Abstract Body (Do not enter title and authors here): Background: Sodium-glucose co-transporter 2 inhibitors (SGLT2i) and glucagon-like peptide-1 receptor agonists (GLP-1 RA) have each independently demonstrated significant cardiovascular benefits in patients with type 2 diabetes mellitus (T2DM) and established atherosclerotic cardiovascular disease (ASCVD). Despite these benefits, the clinical utility of combining both therapies remains unclear.

Research question: In T2DM patients with ASCVD, does SGLT2i + GLP-1 RA therapy improve clinical outcomes versus SGLT2i alone?

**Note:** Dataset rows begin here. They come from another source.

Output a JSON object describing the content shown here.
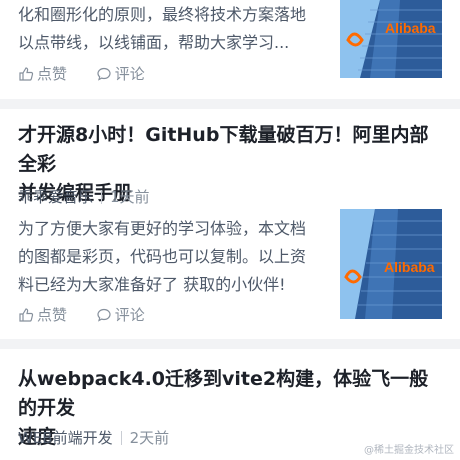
{
  "articles": [
    {
      "summary_lines": [
        "化和圈形化的原则，最终将技术方案落地",
        "以点带线，以线铺面，帮助大家学习..."
      ],
      "like_label": "点赞",
      "comment_label": "评论",
      "thumb_text": "Alibaba"
    },
    {
      "title_lines": [
        "才开源8小时！GitHub下载量破百万！阿里内部全彩",
        "并发编程手册"
      ],
      "author": "乖乖爱音乐",
      "time": "1天前",
      "summary_lines": [
        "为了方便大家有更好的学习体验，本文档",
        "的图都是彩页，代码也可以复制。以上资",
        "料已经为大家准备好了 获取的小伙伴!"
      ],
      "like_label": "点赞",
      "comment_label": "评论",
      "thumb_text": "Alibaba"
    },
    {
      "title_lines": [
        "从webpack4.0迁移到vite2构建，体验飞一般的开发",
        "速度"
      ],
      "author": "WEB前端开发",
      "time": "2天前"
    }
  ],
  "watermark": "@稀土掘金技术社区",
  "colors": {
    "divider": "#f2f3f5",
    "thumb_sky": "#7fb6e6",
    "thumb_building": "#2d5c9a",
    "thumb_logo": "#ff6a00"
  }
}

Methods: We systematically searched PubMed, Embase, and Cochrane Central from inception to April 2025 for studies comparing clinical outcomes of combination therapy with SGLT2i and GLP-1 RA versus SGLT2i monotherapy in patients with T2DM and established ASCVD. For time-to-event outcomes, we pooled hazard ratios (HRs) with corresponding 95% confidence intervals (CIs), and for binary outcomes, we pooled risk ratios (RRs) with 95% CIs. All statistical analyses were performed using R software (version 4.3.1) with a random-effects model.

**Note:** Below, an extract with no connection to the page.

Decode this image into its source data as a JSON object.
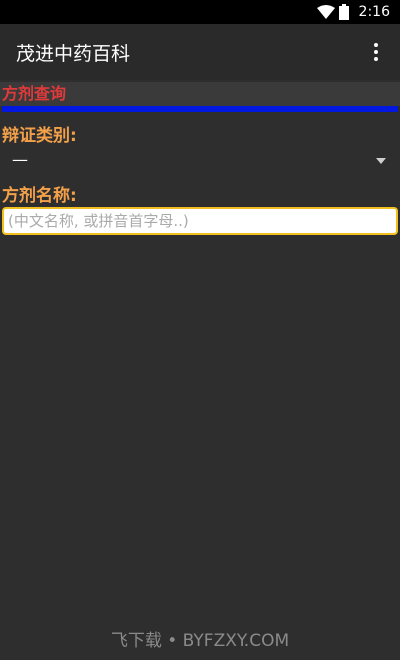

Results: Four observational studies comprising 166,325 patients were included, of whom 35,455 (21.3%) received combination therapy with a SGLT2i and a GLP-1-RA. In the pooled analysis, combination therapy was associated with a significantly lower risk of major adverse cardiovascular events (MACE) (HR 0.56 [0.49–0.64], p<0.0001), myocardial infarction (HR 0.63 [0.52–0.75], p<0.0001), and stroke (HR 0.59 [0.49–0.72], p<0.0001) compared to SGLT2i monotherapy. (Figure 1) There were no significant differences in heart failure hospitalizations (RR 0.91 [0.61–1.36], p=0.6041) or all-cause mortality (HR 0.61 [0.26–1.03], p=0.0604). (Figure 2)

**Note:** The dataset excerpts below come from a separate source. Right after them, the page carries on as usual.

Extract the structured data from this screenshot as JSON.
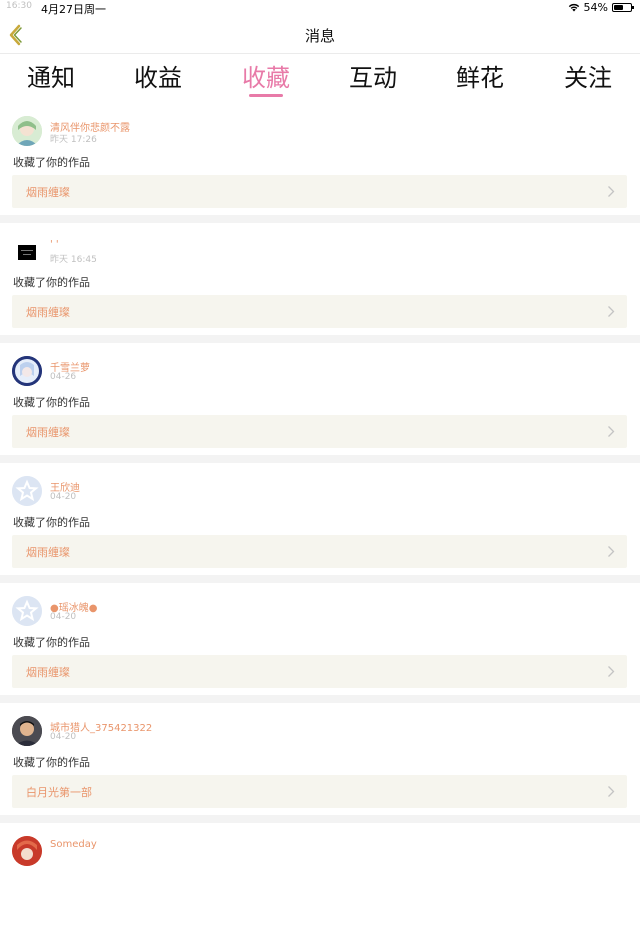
{
  "status_bar": {
    "time": "16:30",
    "date": "4月27日周一",
    "battery": "54%",
    "battery_level": 0.54
  },
  "nav": {
    "title": "消息"
  },
  "tabs": [
    {
      "label": "通知",
      "active": false
    },
    {
      "label": "收益",
      "active": false
    },
    {
      "label": "收藏",
      "active": true
    },
    {
      "label": "互动",
      "active": false
    },
    {
      "label": "鲜花",
      "active": false
    },
    {
      "label": "关注",
      "active": false
    }
  ],
  "feed": [
    {
      "username": "清风伴你悲颜不露",
      "time": "昨天 17:26",
      "action": "收藏了你的作品",
      "work": "烟雨缠璨",
      "avatar": "green-anime"
    },
    {
      "username": "' '",
      "time": "昨天 16:45",
      "action": "收藏了你的作品",
      "work": "烟雨缠璨",
      "avatar": "black-text"
    },
    {
      "username": "千雪兰萝",
      "time": "04-26",
      "action": "收藏了你的作品",
      "work": "烟雨缠璨",
      "avatar": "blue-anime"
    },
    {
      "username": "王欣迪",
      "time": "04-20",
      "action": "收藏了你的作品",
      "work": "烟雨缠璨",
      "avatar": "default-star"
    },
    {
      "username": "●瑶冰魄●",
      "time": "04-20",
      "action": "收藏了你的作品",
      "work": "烟雨缠璨",
      "avatar": "default-star"
    },
    {
      "username": "城市猎人_375421322",
      "time": "04-20",
      "action": "收藏了你的作品",
      "work": "白月光第一部",
      "avatar": "photo"
    },
    {
      "username": "Someday",
      "time": "",
      "action": "",
      "work": "",
      "avatar": "red-anime"
    }
  ],
  "colors": {
    "accent": "#e87aa8",
    "username": "#e9956b",
    "work_bg": "#f6f5ee"
  }
}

Conclusion: In patients with T2DM and ASCVD, combination therapy with a GLP-1 RA and an SGLT2i was associated with significant reductions in MACE, myocardial infarction, and stroke compared to SGLT2i monotherapy. These findings suggest potential additive cardiovascular benefits from dual therapy and underscore the need for prospective trials to validate these observations.